How, then, does this perspective affect our interpretation of what happened in October 2015 over Kunduz? According to a summary of the Pentagon report in the New York Times, a collection of failures led to firing on the wrong target. Some factors included the the aircrew taking off in a rush without the “normal” briefing and list of protected sites; electronic communications equipment failures that prevented an update on the fly; the aircraft being forced off course and having trouble regaining its orientation once back on station; communication of precise coordinates being fuzzy, prompting the crew to acquire visual confirmation; and, finally, when final approval was requested, no one realized that what the flight crew was describing didn’t fit the target requested by troops on the ground.
It is highly unlikely that any one of these circumstances occurred for the first time on October 3, 2015. Rather, one would expect that other crews took flight quickly, other equipment had faulted out, other coordinates had been ambiguously coordinated, and so forth. But when those occurrences happened in isolation, the immediate consequence was minor. Each isolated event would have provoked scrambling in the moment by aviators and ground support, which enabled them to regain control, and, in doing so, cultivated a “here-we-go-again” attitude. Ironically, this kind of weary acceptance prompts intelligent, committed people to focus on containing problems in the moment, rather than triggering the actions necessary to prevent recurrence.
In effect, people were “walking by” or “dancing past” the micro breaks in the system, not recognizing that while the individual glitch’s potential to cause disruption was minimal, in combination it was extraordinary. So, the organization’s vulnerabilities weren’t fundamentally corrected. Eventually, and perhaps inevitably, they presented themselves in just the right combination to wreak havoc.

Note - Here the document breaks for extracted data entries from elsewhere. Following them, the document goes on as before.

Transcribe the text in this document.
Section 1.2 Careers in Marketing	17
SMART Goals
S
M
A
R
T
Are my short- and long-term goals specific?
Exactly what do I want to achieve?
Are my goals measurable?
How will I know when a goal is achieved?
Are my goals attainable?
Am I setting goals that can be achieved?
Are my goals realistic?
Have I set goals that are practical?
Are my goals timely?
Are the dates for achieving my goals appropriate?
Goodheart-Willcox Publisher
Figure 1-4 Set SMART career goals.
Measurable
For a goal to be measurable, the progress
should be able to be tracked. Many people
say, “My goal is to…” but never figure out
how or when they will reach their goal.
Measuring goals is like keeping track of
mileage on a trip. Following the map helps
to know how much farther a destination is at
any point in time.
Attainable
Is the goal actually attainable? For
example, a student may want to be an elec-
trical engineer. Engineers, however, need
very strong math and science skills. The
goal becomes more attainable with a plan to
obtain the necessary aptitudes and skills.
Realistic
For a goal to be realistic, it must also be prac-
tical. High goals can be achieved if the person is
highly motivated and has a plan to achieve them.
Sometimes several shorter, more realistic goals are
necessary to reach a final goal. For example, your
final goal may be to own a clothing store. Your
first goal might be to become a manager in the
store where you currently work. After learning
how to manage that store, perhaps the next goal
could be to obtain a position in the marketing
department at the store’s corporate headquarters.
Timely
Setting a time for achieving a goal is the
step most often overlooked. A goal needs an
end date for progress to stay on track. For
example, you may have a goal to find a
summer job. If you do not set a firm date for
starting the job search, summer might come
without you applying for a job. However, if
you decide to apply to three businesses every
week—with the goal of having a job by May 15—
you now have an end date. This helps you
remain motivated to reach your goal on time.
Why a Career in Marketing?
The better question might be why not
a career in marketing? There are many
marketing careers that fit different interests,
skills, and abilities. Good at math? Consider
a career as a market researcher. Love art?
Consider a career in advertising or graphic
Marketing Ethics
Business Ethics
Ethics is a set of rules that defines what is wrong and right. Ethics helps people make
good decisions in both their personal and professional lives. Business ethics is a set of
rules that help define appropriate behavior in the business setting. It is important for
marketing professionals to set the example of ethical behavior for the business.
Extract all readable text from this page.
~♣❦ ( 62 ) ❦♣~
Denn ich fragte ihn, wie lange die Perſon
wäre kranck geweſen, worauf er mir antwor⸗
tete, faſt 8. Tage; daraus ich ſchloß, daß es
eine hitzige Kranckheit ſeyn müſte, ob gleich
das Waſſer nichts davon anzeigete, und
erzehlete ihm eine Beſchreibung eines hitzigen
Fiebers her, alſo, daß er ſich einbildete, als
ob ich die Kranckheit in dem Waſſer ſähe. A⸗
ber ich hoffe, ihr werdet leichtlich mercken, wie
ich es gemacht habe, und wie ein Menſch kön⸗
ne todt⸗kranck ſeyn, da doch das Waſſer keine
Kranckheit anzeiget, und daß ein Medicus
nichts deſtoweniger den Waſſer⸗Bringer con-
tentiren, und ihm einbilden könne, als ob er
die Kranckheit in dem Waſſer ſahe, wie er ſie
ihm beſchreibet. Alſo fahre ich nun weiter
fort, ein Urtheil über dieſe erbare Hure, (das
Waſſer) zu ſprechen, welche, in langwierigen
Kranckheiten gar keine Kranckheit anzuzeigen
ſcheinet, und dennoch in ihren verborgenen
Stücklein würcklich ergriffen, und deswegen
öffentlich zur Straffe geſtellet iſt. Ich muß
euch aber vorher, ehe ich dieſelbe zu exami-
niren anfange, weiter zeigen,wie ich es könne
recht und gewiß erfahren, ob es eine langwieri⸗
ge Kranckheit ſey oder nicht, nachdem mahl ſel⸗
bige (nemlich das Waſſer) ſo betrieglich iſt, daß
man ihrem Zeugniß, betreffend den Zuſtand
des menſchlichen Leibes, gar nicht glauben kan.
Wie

What’s not inevitable, however, is that situations ever need to develop toward such tragic ends. But making the transition can feel countercultural. Otherwise heroic people, adept at making do in trying circumstances, will have to learn to call out micro problems. Senior leaders, used to being reported to and accustomed to focusing on big issues, will have to learn to swarm the scene of little things, to model the inquisitive behavior needed to discover what about the ‘system’ (technical, human, or socio-technical) caused it to misbehave.
There are bona fide barriers to flipping culture and behavioral norms from compliance to prevention. At many organizations, leadership transitions happen so fast and frequently that it is difficult to build the kind of trust through the hierarchy required for people to feel comfortable calling out problems. Other organizations operate with blame-casting mechanisms — morbidity and mortality reporting sessions in health care, for example — that may overwhelm countervailing efforts to highlight error in a blame-free way.
There is really only one way to transition an organization toward embracing the kind of openness demanded by a culture of prevention and improvement: from the top down. It begins with a clear commitment from the executive ranks to investigate problems early, in a therapeutic fashion, rather than wait to investigate fewer, but bigger, problems later in a judgmental way and must be continually reinforced by leaders modeling the right behaviors and providing coaching throughout the organization.